Zu einem ähnlichen Schluss kommt eine weitere Studie des IWF von Ende Mai: Die US-Steuerreform habe wohl nur einen moderaten Effekt auf die Schweiz: «Im Moment sind keine grossen Veränderungen bei den Investitionsflüssen zu erkennen», heisst es in dem Papier. Allerdings sei dies nur eine Momentaufnahme, für ein abschliessendes Urteil sei es noch zu früh.

«Das Gros der Konzerne hat bis jetzt kein Geld zurückgeführt», glaubt Martin Naville, der Leiter der Handelskammer Schweiz-USA AmCham. Die amerikanischen Unternehmen wollten zuerst Klarheit darüber, wie die Schweizer Steuerreform ausfällt, sagt Naville. Mit der Steuervorlage 17 nimmt der Bundesrat derzeit einen weiteren Versuch, das Steuerregime nach dem Scheitern der Unternehmenssteuerreform III zu reformieren. «Vermögen zu repatriieren kostet Geld. Deshalb halten sich Unternehmen sehr damit zurück», sagt Naville.
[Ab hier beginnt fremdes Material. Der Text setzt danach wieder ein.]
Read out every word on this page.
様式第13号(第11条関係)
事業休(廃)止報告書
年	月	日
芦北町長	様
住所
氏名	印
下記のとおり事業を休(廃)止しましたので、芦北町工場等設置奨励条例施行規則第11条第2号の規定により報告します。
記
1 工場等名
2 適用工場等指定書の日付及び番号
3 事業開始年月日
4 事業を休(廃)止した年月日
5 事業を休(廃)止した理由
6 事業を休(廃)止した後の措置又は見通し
Hinzu kommt, dass US-Konzerne wegen des Doppelbesteuerungsabkommens eine Verrechnungssteuer von 5 Prozent bezahlen, wenn sie Geld in die Heimat zurückführen – dies bremst die Abflüsse zusätzlich.

Martin_Naville_AmCham
Martin Naville: Der Zürcher weibelt für die Wirtschaftsbeziehung Schweiz-USA.
Quelle: Keystone Images

«Nicht überbewerten»

Die IWF-Schätzung zu den Steuerausfällen hält Naville für wenig aussagekräftig. «Ich würde solche Studien nicht überbewerten.» Die Autoren analysierten den möglichen Effekt der US-Steuerreform anhand der Höhe der US-Direktinvestitionen sowie der Anzahl Niederlassung von US-Konzernen in den jeweiligen Ländern – bei der Schweiz kamen sie bei diesen beiden Messgrössen auf Steuerrückgängen von 0,3 respektive 6,6 Prozent. «Die Wahrheit liegt irgendwo in der Mitte», sagt Mitautor Alexander Klemm vom IWF.
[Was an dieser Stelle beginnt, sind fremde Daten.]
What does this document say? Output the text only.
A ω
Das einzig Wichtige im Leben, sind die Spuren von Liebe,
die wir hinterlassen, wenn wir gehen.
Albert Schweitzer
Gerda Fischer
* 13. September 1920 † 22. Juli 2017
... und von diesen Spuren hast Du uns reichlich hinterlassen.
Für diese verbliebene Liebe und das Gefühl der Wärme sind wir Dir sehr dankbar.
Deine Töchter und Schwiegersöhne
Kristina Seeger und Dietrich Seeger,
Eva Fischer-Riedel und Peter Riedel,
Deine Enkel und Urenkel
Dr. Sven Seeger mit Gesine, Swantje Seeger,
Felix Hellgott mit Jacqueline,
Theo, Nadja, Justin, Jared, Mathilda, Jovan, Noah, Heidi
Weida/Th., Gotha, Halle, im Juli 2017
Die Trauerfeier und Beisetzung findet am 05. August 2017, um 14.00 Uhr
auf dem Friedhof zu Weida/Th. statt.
Gemäss dem IWF werden US-Konzerne hierzulande zu lediglich 7,7 Prozent besteuert (2014). Mit der Steuervorlage 17 würde der Satz, den die Konzerne bezahlen, demnach auf 10,9 Prozent steigen. «Die Schweiz würde steuerlich attraktiv bleiben», glaubt der IWF. Zum gleichen Schluss kommt Martin Naville. «Durch die US-Steuerreform ist der Druck auf die Schweiz aber sicher gestiegen, die Steuervorlage 17 zum Erfolg zu führen.»